We should now be asking: why can’t the fans game be run by the fans for the fans?

This might seem hopelessly naive and idealistic. And, maybe, it is. But, as that great pragmatist Rahm Emanuel knows, a crisis should never be allowed to go to waste. FIFA is in crisis, which creates an opportunity to ask fundamental questions about its purpose.

Many hold up the transition undertaken by the IOC from the late 1990s onwards as a benchmark to which FIFA should now aspire. This would certainly bring gains of transparency, integrity and accountability. But would a modicum of democracy be too much to ask? And wouldn’t this do more than anything to ensure genuine transparency?

Members of “club england“, and equivalent bodies in the other 208 national footballing authorities recognised by FIFA, could vote to elect a delegate or two to an assembly that would appoint and scrutinise the executive body of FIFA. The executive would, of course, be composed of people seemingly capable of delivering upon such organisational challenges as are involved with FIFA world cups, but they would be directly answerable to the representatives of fans from all around the world. As a democratic institution to make the UN blush, it would bring fans together in the governance of football.

We should be realistic on FIFA and demand this supposed impossibility. Some – even Guardian writers – would contend that fans are uninterested in this democratisation. But, somehow, fans have been able to stop stuffing themselves with pies for long enough to organise a campaign for FIFA to be changed and football given to the people. Labour politicians often speak of “giving people power over the things that are important to them”. If football isn’t important to people, then I’m Leo Messi, and if this campaign doesn’t constitute a plea by fans to be given power over their game then my old man is Johan Cruyff.

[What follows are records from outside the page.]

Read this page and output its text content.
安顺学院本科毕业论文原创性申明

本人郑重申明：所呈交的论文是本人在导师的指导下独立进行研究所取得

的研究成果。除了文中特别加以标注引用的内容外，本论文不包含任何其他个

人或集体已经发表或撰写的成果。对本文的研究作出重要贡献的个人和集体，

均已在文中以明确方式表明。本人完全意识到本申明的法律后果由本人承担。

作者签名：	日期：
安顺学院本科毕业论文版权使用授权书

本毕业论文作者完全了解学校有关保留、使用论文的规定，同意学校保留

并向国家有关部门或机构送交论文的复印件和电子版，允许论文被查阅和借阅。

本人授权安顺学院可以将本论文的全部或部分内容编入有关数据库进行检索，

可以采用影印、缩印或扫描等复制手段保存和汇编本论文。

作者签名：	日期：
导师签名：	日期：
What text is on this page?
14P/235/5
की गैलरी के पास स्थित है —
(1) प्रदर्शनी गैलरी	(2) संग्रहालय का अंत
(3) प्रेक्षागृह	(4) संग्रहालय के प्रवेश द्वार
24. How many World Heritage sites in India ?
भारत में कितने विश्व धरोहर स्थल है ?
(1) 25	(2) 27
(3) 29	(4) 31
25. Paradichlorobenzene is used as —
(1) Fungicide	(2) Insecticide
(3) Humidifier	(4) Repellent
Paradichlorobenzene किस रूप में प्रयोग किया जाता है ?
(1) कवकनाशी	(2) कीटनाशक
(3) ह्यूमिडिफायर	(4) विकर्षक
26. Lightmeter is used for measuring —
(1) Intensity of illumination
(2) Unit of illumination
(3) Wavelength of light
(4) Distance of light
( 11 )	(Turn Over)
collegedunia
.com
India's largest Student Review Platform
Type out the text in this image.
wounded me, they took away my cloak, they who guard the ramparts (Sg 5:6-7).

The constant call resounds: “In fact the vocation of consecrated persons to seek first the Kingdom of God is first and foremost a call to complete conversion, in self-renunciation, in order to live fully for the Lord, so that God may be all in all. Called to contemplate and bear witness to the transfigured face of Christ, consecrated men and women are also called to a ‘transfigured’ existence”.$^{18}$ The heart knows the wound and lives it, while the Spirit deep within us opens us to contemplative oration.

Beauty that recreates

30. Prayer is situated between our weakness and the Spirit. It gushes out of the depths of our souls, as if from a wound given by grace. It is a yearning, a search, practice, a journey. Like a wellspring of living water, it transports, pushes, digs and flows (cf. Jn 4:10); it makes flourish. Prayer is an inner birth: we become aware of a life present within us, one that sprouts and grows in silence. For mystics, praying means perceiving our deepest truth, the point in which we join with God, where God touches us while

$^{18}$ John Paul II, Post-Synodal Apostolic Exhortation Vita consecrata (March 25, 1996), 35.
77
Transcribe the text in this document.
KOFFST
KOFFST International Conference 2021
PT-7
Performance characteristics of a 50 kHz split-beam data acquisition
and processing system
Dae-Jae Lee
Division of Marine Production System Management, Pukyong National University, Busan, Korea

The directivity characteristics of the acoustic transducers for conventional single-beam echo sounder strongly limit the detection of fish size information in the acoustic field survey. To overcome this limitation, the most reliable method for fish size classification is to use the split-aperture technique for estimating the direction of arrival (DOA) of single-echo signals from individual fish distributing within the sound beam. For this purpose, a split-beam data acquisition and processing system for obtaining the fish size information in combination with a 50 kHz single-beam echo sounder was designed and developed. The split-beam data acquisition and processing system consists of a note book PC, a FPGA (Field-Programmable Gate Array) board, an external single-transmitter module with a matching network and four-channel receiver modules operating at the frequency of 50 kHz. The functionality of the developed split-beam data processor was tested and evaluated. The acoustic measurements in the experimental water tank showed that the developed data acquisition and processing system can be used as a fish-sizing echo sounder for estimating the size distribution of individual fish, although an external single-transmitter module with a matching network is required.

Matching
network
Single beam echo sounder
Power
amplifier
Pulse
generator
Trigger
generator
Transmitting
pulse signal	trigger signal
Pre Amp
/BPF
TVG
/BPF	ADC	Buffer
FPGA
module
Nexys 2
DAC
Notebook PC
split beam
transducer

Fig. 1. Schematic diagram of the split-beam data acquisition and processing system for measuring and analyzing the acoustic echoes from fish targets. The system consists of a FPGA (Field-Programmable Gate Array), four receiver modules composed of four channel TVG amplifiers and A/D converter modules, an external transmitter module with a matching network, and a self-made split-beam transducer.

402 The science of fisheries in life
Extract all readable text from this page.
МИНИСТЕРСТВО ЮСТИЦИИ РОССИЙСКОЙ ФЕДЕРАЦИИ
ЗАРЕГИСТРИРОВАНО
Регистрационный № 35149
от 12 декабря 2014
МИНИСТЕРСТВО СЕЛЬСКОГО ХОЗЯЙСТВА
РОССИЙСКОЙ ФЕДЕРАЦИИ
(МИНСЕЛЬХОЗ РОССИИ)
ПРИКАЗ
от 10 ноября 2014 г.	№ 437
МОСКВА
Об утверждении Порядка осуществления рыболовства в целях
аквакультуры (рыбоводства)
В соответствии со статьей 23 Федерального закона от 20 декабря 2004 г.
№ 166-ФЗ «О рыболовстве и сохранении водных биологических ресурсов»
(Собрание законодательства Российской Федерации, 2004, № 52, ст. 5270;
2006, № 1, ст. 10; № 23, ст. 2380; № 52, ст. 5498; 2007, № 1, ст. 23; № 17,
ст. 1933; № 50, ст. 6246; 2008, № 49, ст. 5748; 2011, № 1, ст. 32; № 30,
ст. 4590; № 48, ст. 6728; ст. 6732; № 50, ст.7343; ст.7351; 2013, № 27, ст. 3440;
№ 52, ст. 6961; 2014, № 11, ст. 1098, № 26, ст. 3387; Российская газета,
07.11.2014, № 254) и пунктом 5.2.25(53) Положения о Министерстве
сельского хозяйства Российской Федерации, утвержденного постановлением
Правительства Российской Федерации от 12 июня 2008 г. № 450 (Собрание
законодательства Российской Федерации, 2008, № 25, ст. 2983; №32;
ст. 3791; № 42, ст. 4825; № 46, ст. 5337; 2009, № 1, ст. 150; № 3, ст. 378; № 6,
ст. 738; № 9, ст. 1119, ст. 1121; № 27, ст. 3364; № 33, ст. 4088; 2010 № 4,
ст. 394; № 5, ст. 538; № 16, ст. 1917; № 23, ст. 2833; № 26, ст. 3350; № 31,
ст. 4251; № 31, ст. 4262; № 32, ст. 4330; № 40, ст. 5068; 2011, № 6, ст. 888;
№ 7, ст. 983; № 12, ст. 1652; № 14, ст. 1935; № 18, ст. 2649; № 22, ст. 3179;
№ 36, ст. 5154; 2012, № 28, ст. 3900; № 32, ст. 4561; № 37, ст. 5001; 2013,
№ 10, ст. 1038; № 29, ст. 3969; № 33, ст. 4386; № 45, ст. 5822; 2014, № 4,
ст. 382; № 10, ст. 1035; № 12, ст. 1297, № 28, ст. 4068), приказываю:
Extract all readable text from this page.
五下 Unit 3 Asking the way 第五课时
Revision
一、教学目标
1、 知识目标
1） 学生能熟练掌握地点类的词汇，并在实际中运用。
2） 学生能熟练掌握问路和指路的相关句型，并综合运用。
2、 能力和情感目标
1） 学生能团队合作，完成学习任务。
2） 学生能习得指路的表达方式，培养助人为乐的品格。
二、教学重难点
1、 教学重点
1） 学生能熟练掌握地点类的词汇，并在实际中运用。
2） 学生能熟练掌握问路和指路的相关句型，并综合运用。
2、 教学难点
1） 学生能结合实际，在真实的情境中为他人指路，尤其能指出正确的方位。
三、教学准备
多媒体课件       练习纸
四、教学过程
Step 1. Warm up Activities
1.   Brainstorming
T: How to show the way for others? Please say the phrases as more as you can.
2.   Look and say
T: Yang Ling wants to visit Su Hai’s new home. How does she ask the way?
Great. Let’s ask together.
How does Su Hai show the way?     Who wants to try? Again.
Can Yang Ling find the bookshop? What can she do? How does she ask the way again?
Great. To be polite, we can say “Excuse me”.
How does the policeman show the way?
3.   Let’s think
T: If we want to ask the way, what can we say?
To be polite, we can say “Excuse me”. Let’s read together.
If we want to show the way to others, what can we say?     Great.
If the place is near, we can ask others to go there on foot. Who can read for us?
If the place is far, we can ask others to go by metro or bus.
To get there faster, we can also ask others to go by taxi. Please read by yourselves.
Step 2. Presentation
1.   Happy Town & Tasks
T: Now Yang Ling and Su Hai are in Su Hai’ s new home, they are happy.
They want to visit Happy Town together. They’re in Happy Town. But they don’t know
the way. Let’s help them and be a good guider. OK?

Messi’s Barcelona did not just beat Manchester United on Saturday. They opened a vista onto a paradigm that is, sadly, terra nullius to English football. They sent not just Manchester United but the whole footballing culture from which they are hewn back to the tactics blackboard and training pitch as comprehensively as Hungary did when they demolished England on the same pitch in 1953. So absolutely does English football need to rethink itself that homegrown players truly capable of competing with Barcelona may be a generation away.

But what Barcelona achieved amounts only to the actualisation of Ron Greenwood’s maxim: simplicity as genius. Passing, moving, passing, moving. The basics that we – even in a country such as this where we are so quick to have kids graduate to large, muddy pitches – preach to young players. Only faster.

The best football will always be simple. It will be best run when a simple rule is applied. It’s the fans’ game and it should be run by them. This has been well understood at the fans co-operative that is FC Barcelona for a long time. The rest of football should break down the Berlin wall of FIFA and catch up.

Jonathan Todd is Labour Uncut’s economic columnist.